Hm... That's a hard one to discern for me. Am I defensive because I think the person's intention is offensive, or do I _feel_ offended, hurt or disrespected? I think, at a deep level, it's more based on the person, because I don't want them to see me as inferior.


----------



## Shroud Shifter (Sep 9, 2015)

I think you are clearly more Fe. Your every answer seems to point it out.


----------



## PennyLane4 (Dec 14, 2016)

Shroud Shifter said:


> I think you are clearly more Fe. Your every answer seems to point it out.


Probably even down to me needing to be _told_ that, even when it's probably fairly obvious, right? :wink: The more research I do, the more I agree with you here.


----------



## Valtire (Jan 1, 2014)

myjazz said:


> Based on what he said he himself is a Te user and Inferior Fi
> 
> He used several reference points according to him that is Te


I said that is what Te values and a healthy type will use both sides of their dominant function. I am introverted. I do not have inferior Fi.
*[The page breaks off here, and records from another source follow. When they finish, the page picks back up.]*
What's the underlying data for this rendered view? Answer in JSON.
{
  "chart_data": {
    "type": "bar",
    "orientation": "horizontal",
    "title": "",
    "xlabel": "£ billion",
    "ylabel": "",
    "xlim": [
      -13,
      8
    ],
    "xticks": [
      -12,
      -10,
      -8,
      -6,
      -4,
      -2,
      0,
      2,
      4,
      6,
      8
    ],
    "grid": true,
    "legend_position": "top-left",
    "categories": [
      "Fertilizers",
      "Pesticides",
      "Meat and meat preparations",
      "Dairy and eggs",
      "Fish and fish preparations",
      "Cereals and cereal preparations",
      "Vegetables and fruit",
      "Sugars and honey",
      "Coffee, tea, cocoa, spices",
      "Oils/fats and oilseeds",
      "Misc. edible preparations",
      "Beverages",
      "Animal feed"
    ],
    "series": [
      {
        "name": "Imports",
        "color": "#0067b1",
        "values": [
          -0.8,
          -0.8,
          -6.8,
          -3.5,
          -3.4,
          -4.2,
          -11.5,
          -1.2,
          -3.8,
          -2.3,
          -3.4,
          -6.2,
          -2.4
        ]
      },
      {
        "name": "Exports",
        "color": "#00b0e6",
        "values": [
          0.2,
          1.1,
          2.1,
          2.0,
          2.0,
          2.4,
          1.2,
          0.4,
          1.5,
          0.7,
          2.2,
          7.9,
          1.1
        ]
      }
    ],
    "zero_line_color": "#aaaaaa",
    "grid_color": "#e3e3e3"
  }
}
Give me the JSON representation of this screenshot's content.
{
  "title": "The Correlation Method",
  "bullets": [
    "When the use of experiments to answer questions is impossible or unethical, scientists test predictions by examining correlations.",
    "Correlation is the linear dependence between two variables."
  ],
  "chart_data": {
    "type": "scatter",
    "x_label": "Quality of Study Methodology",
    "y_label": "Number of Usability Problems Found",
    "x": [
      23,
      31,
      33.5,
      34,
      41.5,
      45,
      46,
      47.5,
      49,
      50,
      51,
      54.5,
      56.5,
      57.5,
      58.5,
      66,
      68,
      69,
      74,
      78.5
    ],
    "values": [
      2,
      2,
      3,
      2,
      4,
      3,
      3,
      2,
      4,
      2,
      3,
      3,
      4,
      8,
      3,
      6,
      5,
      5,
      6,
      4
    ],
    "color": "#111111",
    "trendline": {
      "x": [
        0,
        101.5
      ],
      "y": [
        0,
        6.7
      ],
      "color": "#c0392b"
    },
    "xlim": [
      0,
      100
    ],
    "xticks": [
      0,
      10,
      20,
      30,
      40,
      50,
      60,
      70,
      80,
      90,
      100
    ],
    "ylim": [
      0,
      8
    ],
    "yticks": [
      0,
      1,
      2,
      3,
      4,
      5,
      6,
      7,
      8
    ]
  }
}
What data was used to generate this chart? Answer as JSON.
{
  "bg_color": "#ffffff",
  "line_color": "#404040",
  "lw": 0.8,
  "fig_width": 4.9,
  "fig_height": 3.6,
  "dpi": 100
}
"We will first discuss the extraverted thinking type.
In accordance with his definition, we must picture a, man whose constant aim—in so far, of course, as he is a pure type—is to bring his total life-activities into relation with intellectual conclusions, which in the last resort are always orientated by objective data, whether objective facts or generally valid ideas." - Psychological Types by C. G. Jung (1921) Chapter X

Read the book if you don't believe me.



huhman said:


> Definitely twisted definitions more than his wording suggested, but eh I'm not here to argue.


If you have any reason for your claims, then by all means, explain it. I told you what Carl Jung - the founder of cognitive functions - says on the matter. And his work is still used and valued by typology experts today.
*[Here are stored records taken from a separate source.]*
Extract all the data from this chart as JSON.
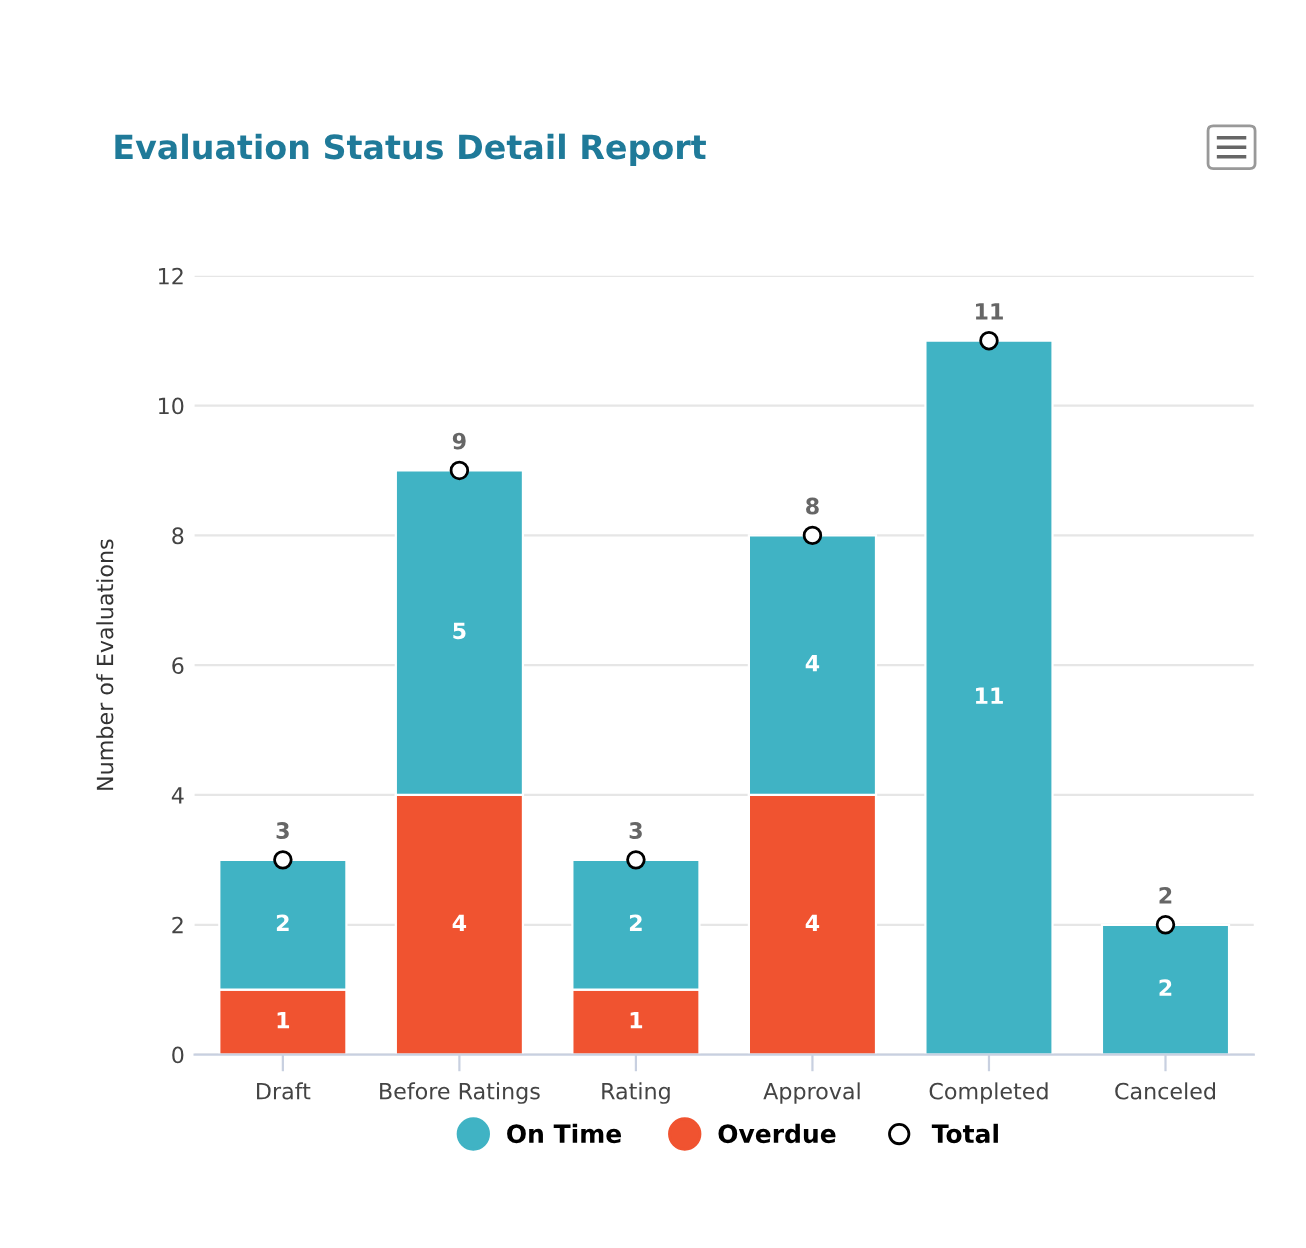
{
  "chart_data": {
    "type": "bar",
    "title": "Evaluation Status Detail Report",
    "ylabel": "Number of Evaluations",
    "categories": [
      "Draft",
      "Before Ratings",
      "Rating",
      "Approval",
      "Completed",
      "Canceled"
    ],
    "stacked": true,
    "ylim": [
      0,
      12
    ],
    "yticks": [
      0,
      2,
      4,
      6,
      8,
      10,
      12
    ],
    "grid": "y",
    "legend": "bottom",
    "series": [
      {
        "name": "Overdue",
        "color": "#f05330",
        "values": [
          1,
          4,
          1,
          4,
          0,
          0
        ],
        "value_labels": [
          "1",
          "4",
          "1",
          "4",
          null,
          null
        ]
      },
      {
        "name": "On Time",
        "color": "#40b3c4",
        "values": [
          2,
          5,
          2,
          4,
          11,
          2
        ],
        "value_labels": [
          "2",
          "5",
          "2",
          "4",
          "11",
          "2"
        ]
      },
      {
        "name": "Total",
        "type": "scatter",
        "marker": "circle",
        "color": "#ffffff",
        "values": [
          3,
          9,
          3,
          8,
          11,
          2
        ],
        "value_labels": [
          "3",
          "9",
          "3",
          "8",
          "11",
          "2"
        ]
      }
    ]
  }
}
You two have quite clearly never read a book on typology and don't even know the basics, and yet you slander my input and act like you know better? You two are anti-intellectual.


----------



## huhman (Nov 29, 2016)

@Fried Eggz if you use the word anti-intellectual as an insult, then that's pretty expository of your priorities and honestly, intending to come off as smart just screams insecurity. As for those sources you cited, you can easily look around and find plenty of examples of Fi users also "wanting a dark, handsome and tall partner" so even if Jung himself said that it makes no fucking sense. As such, if a source doesn't make enough sense and can be proven wrong by looking outside, then it lacks validity. Just grabbing sources and pointing to them and saying "you're wrong, cause X said so!" is pretty much the opposite of being intellectual.


----------



## Valtire (Jan 1, 2014)

huhman said:


> @Fried Eggz if you use the word anti-intellectual as an insult, then that's pretty expository of your priorities


You are the definition of an anti-intellectual and the reason the word was coined. You scorn expert opinion in favour of your own.



huhman said:


> honestly, intending to come off as smart just screams insecurity.
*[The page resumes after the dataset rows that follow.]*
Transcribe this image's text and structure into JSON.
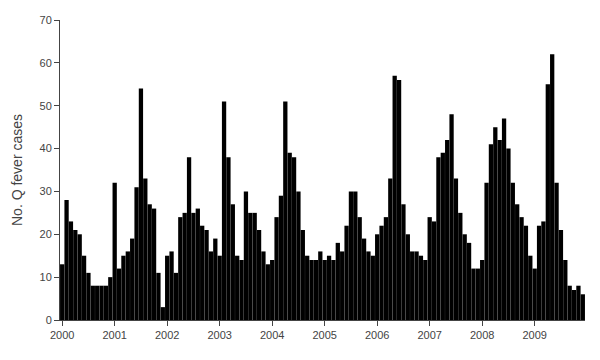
{
  "chart_data": {
    "type": "bar",
    "ylabel": "No. Q fever cases",
    "categories": [
      "2000",
      null,
      null,
      null,
      null,
      null,
      null,
      null,
      null,
      null,
      null,
      null,
      "2001",
      null,
      null,
      null,
      null,
      null,
      null,
      null,
      null,
      null,
      null,
      null,
      "2002",
      null,
      null,
      null,
      null,
      null,
      null,
      null,
      null,
      null,
      null,
      null,
      "2003",
      null,
      null,
      null,
      null,
      null,
      null,
      null,
      null,
      null,
      null,
      null,
      "2004",
      null,
      null,
      null,
      null,
      null,
      null,
      null,
      null,
      null,
      null,
      null,
      "2005",
      null,
      null,
      null,
      null,
      null,
      null,
      null,
      null,
      null,
      null,
      null,
      "2006",
      null,
      null,
      null,
      null,
      null,
      null,
      null,
      null,
      null,
      null,
      null,
      "2007",
      null,
      null,
      null,
      null,
      null,
      null,
      null,
      null,
      null,
      null,
      null,
      "2008",
      null,
      null,
      null,
      null,
      null,
      null,
      null,
      null,
      null,
      null,
      null,
      "2009",
      null,
      null,
      null,
      null,
      null,
      null,
      null,
      null,
      null,
      null,
      null
    ],
    "values": [
      13,
      28,
      23,
      21,
      20,
      15,
      11,
      8,
      8,
      8,
      8,
      10,
      32,
      12,
      15,
      16,
      19,
      31,
      54,
      33,
      27,
      26,
      11,
      3,
      15,
      16,
      11,
      24,
      25,
      38,
      25,
      26,
      22,
      21,
      16,
      19,
      15,
      51,
      38,
      27,
      15,
      14,
      30,
      25,
      25,
      21,
      16,
      13,
      14,
      24,
      29,
      51,
      39,
      38,
      30,
      21,
      15,
      14,
      14,
      16,
      14,
      15,
      14,
      18,
      16,
      22,
      30,
      30,
      24,
      19,
      16,
      15,
      20,
      22,
      24,
      33,
      57,
      56,
      27,
      20,
      16,
      16,
      15,
      14,
      24,
      23,
      38,
      39,
      42,
      48,
      33,
      25,
      20,
      18,
      12,
      12,
      14,
      32,
      41,
      45,
      42,
      47,
      40,
      32,
      27,
      24,
      22,
      15,
      12,
      22,
      23,
      55,
      62,
      32,
      21,
      14,
      8,
      7,
      8,
      6
    ],
    "color": "#000000",
    "ylim": [
      0,
      70
    ],
    "yticks": [
      0,
      10,
      20,
      30,
      40,
      50,
      60,
      70
    ],
    "grid": false
  }
}
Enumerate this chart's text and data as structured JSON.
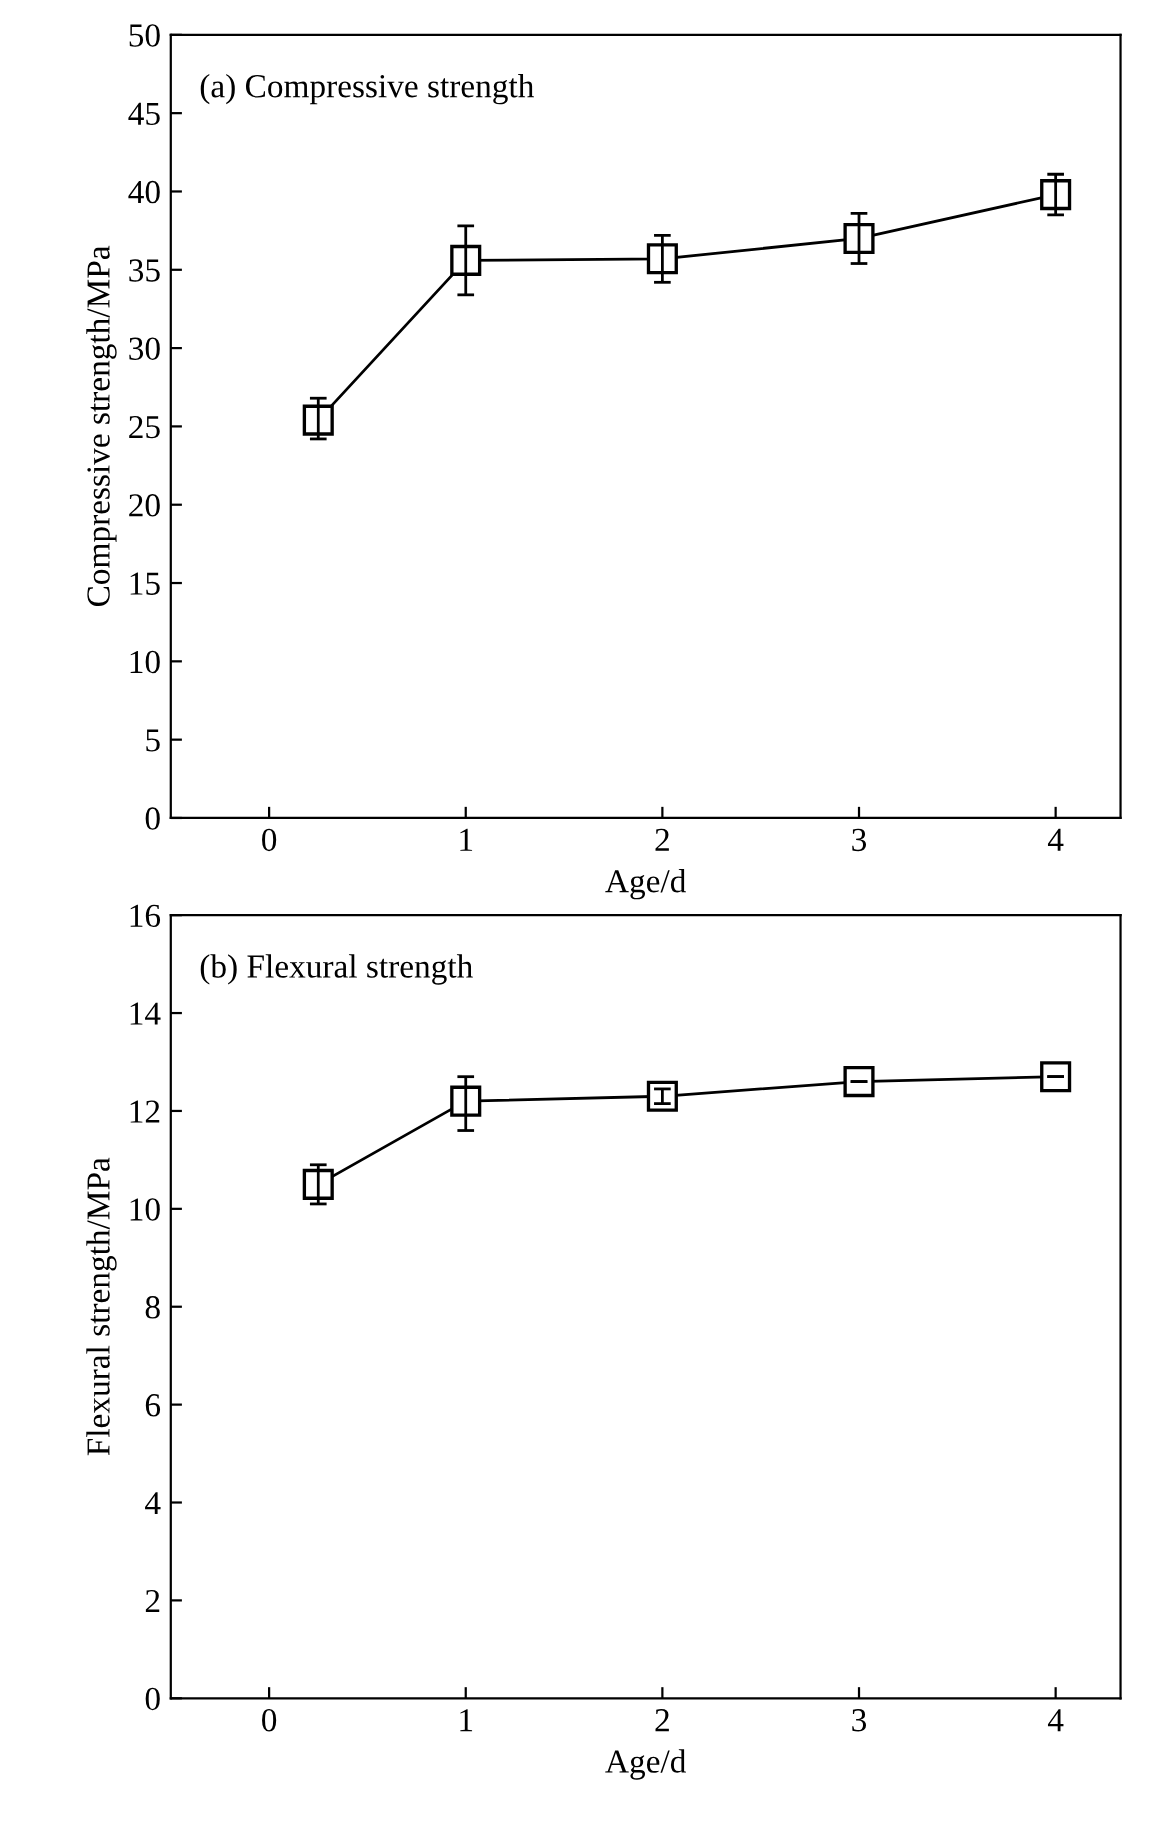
{
  "chart_data": [
    {
      "type": "line",
      "title": "(a) Compressive strength",
      "xlabel": "Age/d",
      "ylabel": "Compressive strength/MPa",
      "x": [
        0.25,
        1,
        2,
        3,
        4
      ],
      "values": [
        25.4,
        35.6,
        35.7,
        37.0,
        39.8
      ],
      "errors": [
        [
          24.2,
          26.8
        ],
        [
          33.4,
          37.8
        ],
        [
          34.2,
          37.2
        ],
        [
          35.4,
          38.6
        ],
        [
          38.5,
          41.1
        ]
      ],
      "color": "#000000",
      "marker": "square",
      "line_style": "solid",
      "xlim": [
        -0.5,
        4.33
      ],
      "xticks": [
        0,
        1,
        2,
        3,
        4
      ],
      "ylim": [
        0,
        50
      ],
      "yticks": [
        0,
        5,
        10,
        15,
        20,
        25,
        30,
        35,
        40,
        45,
        50
      ],
      "grid": false,
      "legend": false
    },
    {
      "type": "line",
      "title": "(b) Flexural strength",
      "xlabel": "Age/d",
      "ylabel": "Flexural strength/MPa",
      "x": [
        0.25,
        1,
        2,
        3,
        4
      ],
      "values": [
        10.5,
        12.2,
        12.3,
        12.6,
        12.7
      ],
      "errors": [
        [
          10.1,
          10.9
        ],
        [
          11.6,
          12.7
        ],
        [
          12.15,
          12.45
        ],
        null,
        null
      ],
      "color": "#000000",
      "marker": "square",
      "line_style": "solid",
      "xlim": [
        -0.5,
        4.33
      ],
      "xticks": [
        0,
        1,
        2,
        3,
        4
      ],
      "ylim": [
        0,
        16
      ],
      "yticks": [
        0,
        2,
        4,
        6,
        8,
        10,
        12,
        14,
        16
      ],
      "grid": false,
      "legend": false
    }
  ]
}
I don't care how bad you are at reading my motives. I'm calling you out for going against the actual theory of typology.



huhman said:


> As for those sources you cited, you can easily look around and find plenty of examples of Fi users also "wanting a dark, handsome and tall partner" so even if Jung himself said that it makes no fucking sense. As such, if a source doesn't make enough sense and can be proven wrong by looking outside, then it lacks validity.


"If I look around"? WTF are you talking about. I can't go out and find a "Fi-user" who is the definition of a Fe user because that would prove that they're not a Fi user. Do you understand what a definition is? You don't even comprehend the source because you haven't even read it. And you're assuming you know who Fi users are before you've even learned what Fi is.

If you reject Jung then why are you even talking about cognitive functions? He was the one who invented the idea.



huhman said:


> Just grabbing sources and pointing to them and saying "you're wrong, cause X said so!" is pretty much the opposite of being intellectual.


You are entirely self-validating. That is actually the opposite of being intellectual.


----------